2a) the wikispeedia dataset contains a file of the shortest human-found paths between pairs of articles. Load these paths, and compare the lengths of a large number (~100) of paths to paths found by your methods in P0 and P1.

In [29]:
shortest_pathname = '/Users/maxperozek/CP341/Day4/wikispeedia_paths-and-graph/shortest-path-distance-matrix.txt'

path_matrix = -1 * np.ones((4604, 4604)) # -1 indicates that there is no path from the surce to the target

with open(shortest_pathname) as f:
    row = 0
    for line in f:
        if line[0] != '#' and line[0] != '\n':
            line = ''.join(c for c in line if( c.isalnum() or c == '_'))
            col = 0
            for char in line:
                # print(char)
                if char != '_':  
                    path_matrix[row,col] = char
                col += 1
            row += 1

In [30]:
path_matrix

array([[ 0., -1., -1., ...,  4.,  4.,  2.],
       [-1.,  0., -1., ...,  3.,  3.,  3.],
       [-1., -1.,  0., ...,  3.,  3.,  3.],
       ...,
       [-1., -1., -1., ...,  0.,  3.,  3.],
       [-1., -1., -1., ...,  4.,  0.,  3.],
       [-1., -1., -1., ...,  3.,  3.,  0.]])

In [31]:
path_matrix[0,1]

-1.0

In [32]:
np.random.seed(1)
rand_nodes = np.random.choice(links_gr.nodes, 200, replace=False)
srcs = rand_nodes[:100]
dsts = rand_nodes[100:]

In [33]:
i = 0
total = srcs.shape[0]
while i < total:
    if path_matrix[ idx_db[srcs[i]], idx_db[dsts[i]] ] == -1:
        srcs = np.delete(srcs, np.where(srcs == srcs[i]))
        dsts = np.delete(dsts, np.where(dsts == dsts[i]))
        total -= 1
    i += 1

In [34]:
print(srcs.shape, dsts.shape)

(89,) (89,)


In [35]:
paths = np.stack((srcs, dsts)).T

In [36]:
paths.shape

(89, 2)

In [38]:
len_human = []
len_dij = []
len_heur = []

pbar = tqdm(total=len(paths), position=0, leave=True)
for p in paths:
    len_human.append(path_matrix[ idx_db[p[0]], idx_db[p[1]] ])
    len_dij.append(len(dijkstras(links_gr, p[0], p[1])))
    len_heur.append(len(astar(links_gr, p[0], p[1])))
    pbar.update(1)
pbar.close()

57it [00:53,  1.07it/s]                                  | 0/89 [00:00<?, ?it/s]
 89%|██████████████████████████████████████▏    | 79/89 [01:14<00:07,  1.27it/s]
KeyboardInterrupt



Running got hung up on one of the last paths. I'm not really sure what's going on here... It never terminated on its own but the lists were still appended to through the point that I interrupted and are saved in memory, so I've observed the means below.

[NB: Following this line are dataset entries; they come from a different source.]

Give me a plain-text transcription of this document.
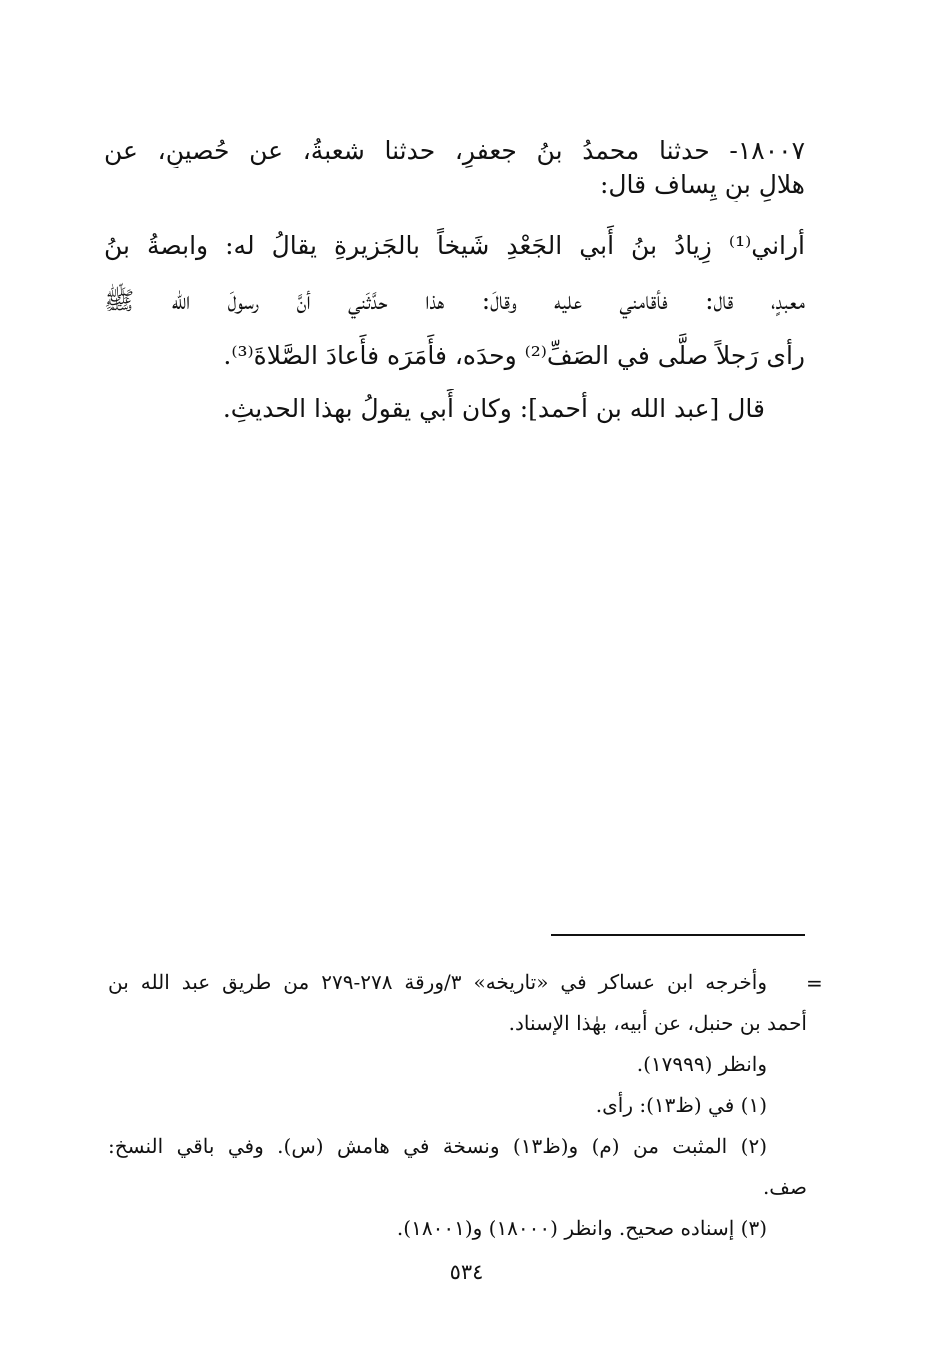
١٨٠٠٧- حدثنا محمدُ بنُ جعفرٍ، حدثنا شعبةُ، عن حُصينٍ، عن
هلالِ بنِ يِساف قال:
أراني⁽¹⁾ زِيادُ بنُ أَبي الجَعْدِ شَيخاً بالجَزيرةِ يقالُ له: وابصةُ بنُ
معبدٍ، قال: فأقامني عليه وقالَ: هذا حدَّثَني أنَّ رسولَ الله ﷺ
رأى رَجلاً صلَّى في الصَفِّ⁽²⁾ وحدَه، فأَمَرَه فأَعادَ الصَّلاةَ⁽³⁾.
قال [عبد الله بن أحمد]: وكان أَبي يقولُ بهذا الحديثِ.
=
وأخرجه ابن عساكر في «تاريخه» ٣/ورقة ٢٧٨-٢٧٩ من طريق عبد الله بن
أحمد بن حنبل، عن أبيه، بهٰذا الإسناد.
وانظر (١٧٩٩٩).
(١) في (ظ١٣): رأى.
(٢) المثبت من (م) و(ظ١٣) ونسخة في هامش (س). وفي باقي النسخ:
صف.
(٣) إسناده صحيح. وانظر (١٨٠٠٠) و(١٨٠٠١).
٥٣٤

My best guess is that memory is getting filled up with garbage throughout running this. I know that python does garbage collection for me but it's just a hunch, since I removed the paths that were unable to be found.

In [39]:
import statistics

In [40]:
statistics.mean(len_human)

3.125

In [41]:
statistics.mean(len_dij)

4.15

In [42]:
statistics.mean(len_heur)

4.151898734177215

The human found best path seems to outperform my 'dijkstras' implementation by 1 link on average. I am waiting until I can leave my computer for a handful of hours before I calculate the heuristic lookup table and run the full heuristic search.
One way that the heuristic could be improved would be making the calculation faster, perhaps processing the article text further to remove unimportant words and possibly even weight key words more heavily. Any way of decreasing the time of the expensive union and intersection operations.